I cannot assent to the position that the jury are to take into consideration in their apportionment of benefits the relation which may exist between the landlord and tenant, or the owner and occupant, or the use to which the houses and lots are devoted 5 they are to regard the houses and lots as such, and as they appear to them, without reference to owner, occupant, or use. This is the only basis of a just apportionment upon the property benefitted; any other would be unsubstantial, and liable to great uncertainty and evasion.

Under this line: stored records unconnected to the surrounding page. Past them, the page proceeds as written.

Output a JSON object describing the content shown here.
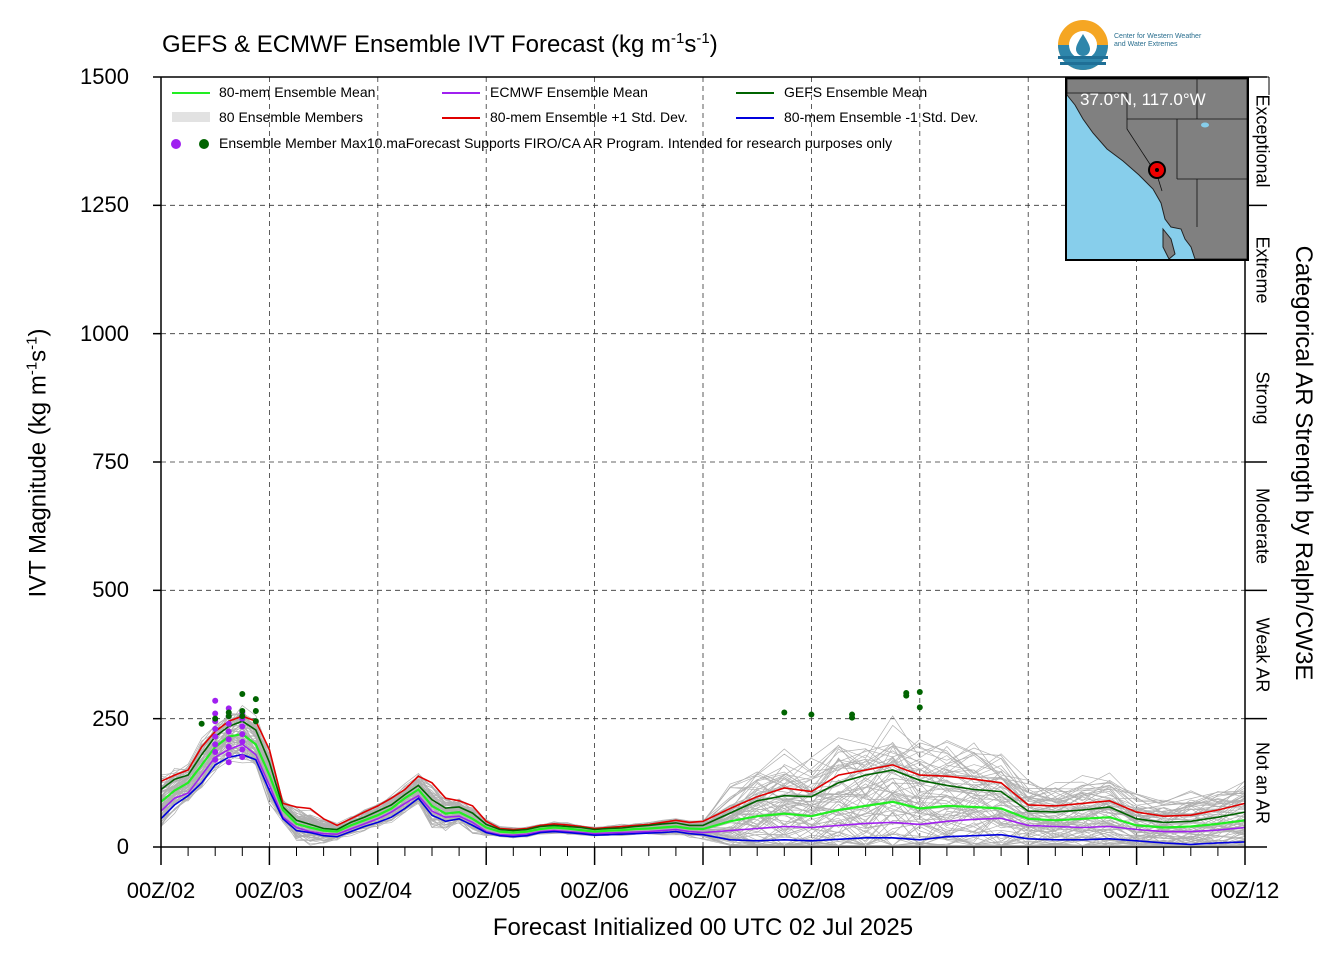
{
  "title": {
    "text": "GEFS & ECMWF Ensemble IVT Forecast (kg m",
    "sup1": "-1",
    "mid": "s",
    "sup2": "-1",
    "end": ")"
  },
  "ylabel": {
    "text": "IVT Magnitude (kg m",
    "sup1": "-1",
    "mid": "s",
    "sup2": "-1",
    "end": ")"
  },
  "xlabel": "Forecast Initialized 00 UTC 02 Jul 2025",
  "right_label": "Categorical AR Strength by Ralph/CW3E",
  "logo": {
    "line1": "Center for Western Weather",
    "line2": "and Water Extremes"
  },
  "inset": {
    "label": "37.0°N, 117.0°W"
  },
  "categories": [
    "Exceptional",
    "Extreme",
    "Strong",
    "Moderate",
    "Weak AR",
    "Not an AR"
  ],
  "legend": {
    "mean80": "80-mem Ensemble Mean",
    "ecmwf": "ECMWF Ensemble Mean",
    "gefs": "GEFS Ensemble Mean",
    "members": "80 Ensemble Members",
    "plus1": "80-mem Ensemble +1 Std. Dev.",
    "minus1": "80-mem Ensemble -1 Std. Dev.",
    "max": "Ensemble Member Max10.maForecast Supports FIRO/CA AR Program. Intended for research purposes only"
  },
  "colors": {
    "mean80": "#22ee22",
    "ecmwf": "#a020f0",
    "gefs": "#006400",
    "members": "#b0b0b0",
    "plus1": "#e00000",
    "minus1": "#0000dd"
  },
  "chart_data": {
    "type": "line",
    "title": "GEFS & ECMWF Ensemble IVT Forecast (kg m-1s-1)",
    "xlabel": "Forecast Initialized 00 UTC 02 Jul 2025",
    "ylabel": "IVT Magnitude (kg m-1s-1)",
    "ylim": [
      0,
      1500
    ],
    "yticks": [
      0,
      250,
      500,
      750,
      1000,
      1250,
      1500
    ],
    "xticks": [
      "00Z/02",
      "00Z/03",
      "00Z/04",
      "00Z/05",
      "00Z/06",
      "00Z/07",
      "00Z/08",
      "00Z/09",
      "00Z/10",
      "00Z/11",
      "00Z/12"
    ],
    "x_days": [
      0,
      0.125,
      0.25,
      0.375,
      0.5,
      0.625,
      0.75,
      0.875,
      1.0,
      1.125,
      1.25,
      1.375,
      1.5,
      1.625,
      1.75,
      1.875,
      2.0,
      2.125,
      2.25,
      2.375,
      2.5,
      2.625,
      2.75,
      2.875,
      3.0,
      3.125,
      3.25,
      3.375,
      3.5,
      3.625,
      3.75,
      3.875,
      4.0,
      4.125,
      4.25,
      4.375,
      4.5,
      4.625,
      4.75,
      4.875,
      5.0,
      5.25,
      5.5,
      5.75,
      6.0,
      6.25,
      6.5,
      6.75,
      7.0,
      7.25,
      7.5,
      7.75,
      8.0,
      8.25,
      8.5,
      8.75,
      9.0,
      9.25,
      9.5,
      9.75,
      10.0
    ],
    "grid": true,
    "legend_position": "top-left",
    "series": [
      {
        "name": "80-mem Ensemble Mean",
        "color": "#22ee22",
        "values": [
          88,
          110,
          125,
          160,
          195,
          215,
          220,
          200,
          140,
          72,
          45,
          38,
          32,
          30,
          42,
          52,
          62,
          75,
          95,
          112,
          80,
          65,
          68,
          55,
          38,
          30,
          28,
          30,
          35,
          38,
          36,
          33,
          30,
          32,
          33,
          35,
          36,
          38,
          40,
          36,
          35,
          50,
          60,
          65,
          60,
          72,
          80,
          88,
          75,
          80,
          78,
          75,
          55,
          52,
          55,
          58,
          42,
          38,
          40,
          45,
          52
        ]
      },
      {
        "name": "ECMWF Ensemble Mean",
        "color": "#a020f0",
        "values": [
          70,
          95,
          105,
          140,
          175,
          190,
          200,
          180,
          120,
          58,
          38,
          30,
          26,
          25,
          35,
          45,
          55,
          68,
          85,
          100,
          70,
          58,
          60,
          48,
          30,
          24,
          23,
          25,
          30,
          32,
          30,
          28,
          26,
          27,
          28,
          29,
          30,
          32,
          34,
          30,
          28,
          32,
          36,
          40,
          38,
          42,
          46,
          48,
          44,
          50,
          54,
          56,
          42,
          40,
          38,
          40,
          34,
          30,
          30,
          33,
          38
        ]
      },
      {
        "name": "GEFS Ensemble Mean",
        "color": "#006400",
        "values": [
          112,
          132,
          140,
          180,
          215,
          235,
          245,
          228,
          165,
          78,
          52,
          44,
          36,
          34,
          48,
          58,
          70,
          82,
          102,
          120,
          92,
          76,
          78,
          66,
          44,
          34,
          32,
          34,
          40,
          42,
          40,
          38,
          34,
          36,
          37,
          40,
          42,
          45,
          47,
          42,
          42,
          66,
          90,
          100,
          98,
          125,
          140,
          150,
          130,
          120,
          112,
          108,
          70,
          68,
          72,
          78,
          55,
          48,
          50,
          58,
          68
        ]
      },
      {
        "name": "80-mem Ensemble +1 Std. Dev.",
        "color": "#e00000",
        "values": [
          128,
          140,
          150,
          195,
          225,
          245,
          255,
          245,
          190,
          85,
          78,
          75,
          55,
          42,
          55,
          68,
          80,
          95,
          112,
          138,
          125,
          95,
          90,
          80,
          50,
          36,
          34,
          36,
          42,
          45,
          43,
          40,
          36,
          38,
          40,
          42,
          44,
          48,
          52,
          48,
          50,
          75,
          98,
          115,
          108,
          140,
          150,
          160,
          140,
          138,
          132,
          125,
          82,
          80,
          85,
          90,
          68,
          60,
          62,
          72,
          85
        ]
      },
      {
        "name": "80-mem Ensemble -1 Std. Dev.",
        "color": "#0000dd",
        "values": [
          55,
          82,
          100,
          125,
          160,
          175,
          180,
          170,
          110,
          55,
          32,
          28,
          22,
          20,
          30,
          40,
          48,
          58,
          75,
          95,
          62,
          50,
          55,
          42,
          28,
          22,
          20,
          22,
          28,
          30,
          28,
          26,
          23,
          24,
          25,
          26,
          27,
          28,
          30,
          26,
          24,
          14,
          12,
          14,
          12,
          15,
          18,
          18,
          14,
          20,
          22,
          24,
          16,
          14,
          14,
          16,
          12,
          8,
          5,
          8,
          10
        ]
      }
    ],
    "ensemble_max_points": [
      {
        "series": "ECMWF",
        "x_day": 0.5,
        "values": [
          170,
          185,
          200,
          215,
          230,
          245,
          260,
          285
        ]
      },
      {
        "series": "ECMWF",
        "x_day": 0.625,
        "values": [
          165,
          180,
          195,
          210,
          225,
          240,
          255,
          270
        ]
      },
      {
        "series": "ECMWF",
        "x_day": 0.75,
        "values": [
          175,
          190,
          205,
          220,
          235,
          250,
          262
        ]
      },
      {
        "series": "GEFS",
        "x_day": 0.375,
        "values": [
          240
        ]
      },
      {
        "series": "GEFS",
        "x_day": 0.5,
        "values": [
          250
        ]
      },
      {
        "series": "GEFS",
        "x_day": 0.625,
        "values": [
          255,
          262
        ]
      },
      {
        "series": "GEFS",
        "x_day": 0.75,
        "values": [
          255,
          265,
          298
        ]
      },
      {
        "series": "GEFS",
        "x_day": 0.875,
        "values": [
          245,
          265,
          288
        ]
      },
      {
        "series": "GEFS",
        "x_day": 5.75,
        "values": [
          262
        ]
      },
      {
        "series": "GEFS",
        "x_day": 6.0,
        "values": [
          258
        ]
      },
      {
        "series": "GEFS",
        "x_day": 6.375,
        "values": [
          252,
          258
        ]
      },
      {
        "series": "GEFS",
        "x_day": 6.875,
        "values": [
          295,
          300
        ]
      },
      {
        "series": "GEFS",
        "x_day": 7.0,
        "values": [
          272,
          302
        ]
      }
    ],
    "ar_categories": [
      {
        "label": "Not an AR",
        "range": [
          0,
          250
        ]
      },
      {
        "label": "Weak AR",
        "range": [
          250,
          500
        ]
      },
      {
        "label": "Moderate",
        "range": [
          500,
          750
        ]
      },
      {
        "label": "Strong",
        "range": [
          750,
          1000
        ]
      },
      {
        "label": "Extreme",
        "range": [
          1000,
          1250
        ]
      },
      {
        "label": "Exceptional",
        "range": [
          1250,
          1500
        ]
      }
    ]
  }
}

The question of costs is of but little importance, and will be briefly noticed. I am of opinion their allowance was error. It has before been shewn that down to the act of 1823 the damage or recompense which the owner was entitled to was paid by the corporation, and not apportioned or assessed upon the benefitted houses and lots. That act provides that the damage and recompense, and nothing more, shall be apportioned as above stated. What right have the court or jury to superadd the amount of the costs and expenses ? No such authority can be found in the act. The damage and recompense are terms definite, and distinctly understood, as embracing the loss of the owner whose property has been taken by the public, and it is this loss only which is directed to be apportioned. The *258costs must be paid as both damages and costs were paid before the act of 1826. There is nothing in the 56th section °f the act of 1826 referred to which varies this construction of the act; that provision concerning costs applies only to cases where the property is advertised for sale for non-payment of the assessment, and of the.interest from the time of confirmation, and to costs and charges of advertising. Why should the costs of the proceedings be apportioned upon the benefitted lots, when the statute directs that the damage and recompense, exclusive of any thing else, shall be apportioned and assessed upon them to the full amount of benefit, as nearly as may be ? Neither should costs be allowed, unless expressly given to the corporation.

Upon the whole, after a careful examination of the case, and upon the grounds, and for the reasons above given, I am satisfied that the confirmation of the inquisition ought to be set aside.